No matter what the woman said at the store, no matter what the news was saying on the television.

It wasn’t that simple.

Sera let out a soft sigh as she turned back to the casino building. The government should be warning its people what was happening. They knew, they had always known. But instead, they were more than willing to let the majority of people die off.

The only problem with that was only people who listened to the government would die off. Those that didn’t give a fuck would be out collecting supplies and getting what they needed.

They passed a shattered delivery truck lodged halfway through a café window. Then turned again.

The casino’s main entrance had collapsed when a massive city bus plowed into one of the supporting pillars, but the tower itself stood tall. Untouched.

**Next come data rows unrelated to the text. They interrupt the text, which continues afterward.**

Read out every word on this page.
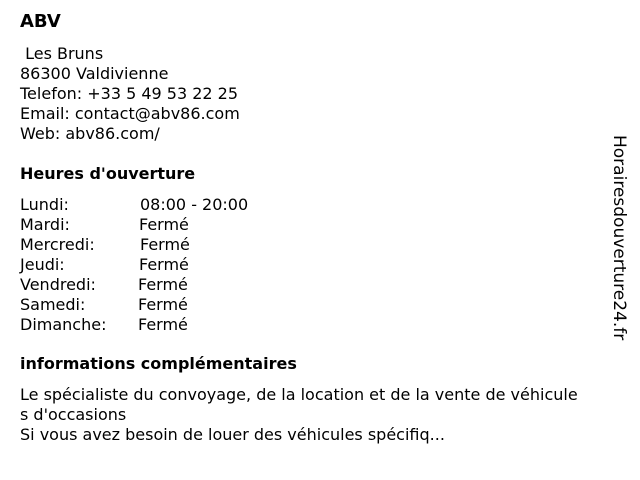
ABV
Les Bruns
86300 Valdivienne
Telefon: +33 5 49 53 22 25
Email: contact@abv86.com
Web: abv86.com/
Heures d'ouverture
Lundi:	08:00 - 20:00
Mardi:	Fermé
Mercredi:	Fermé
Jeudi:	Fermé
Vendredi:	Fermé
Samedi:	Fermé
Dimanche: Fermé
informations complémentaires
Le spécialiste du convoyage, de la location et de la vente de véhicule
s d'occasions
Si vous avez besoin de louer des véhicules spécifiq...
Horairesdouverture24.fr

Like it had been waiting.

It wasn’t about safety; it was about sovereignty.

And if the entire city was going to be under water soon, then Sera was going to make sure that she was in the highest building, on the highest floor.

"That hotel would be a fantastic place to retire," Lachlan continue cheerfully, pulling Sera from her thoughts. "Assuming you can get past the thousand-plus zombie tourists probably locked inside. The elevators would probably be shot, and you would have to weld the fire escapes shut to keep out looters."

Sera didn’t reply. She was already memorizing entry points. But not of the hotel... but of the casino beside it.

"You’re thinking about it, aren’t you?" he said.

"No," she replied with a shake of her head.

"You’re absolutely thinking about it," chuckled Lachlan with a sake of his head. "I see your brain going."

Zubair cut the engine. "We hit the mall. Nothing else."

"Fine," Lachlan said with a smirk, hopping out of the passenger side. "But if you see a roulette wheel, call me. I left something there during the last bachelor party I went to in Country A."

Sera remained in the vehicle for a moment longer.

The casino tower gleamed in the rearview mirror. A single beam of light caught the corner of the penthouse windows. They shimmered. Untouched.

It is ours, hissed the creature inside of her, clawing at the idea of getting to the casino. We kill anyone who stops us.

It looked like the creature and her were on the same side when it came to that building after all. That would make it so much easier.

She opened the door and stepped out into the cold.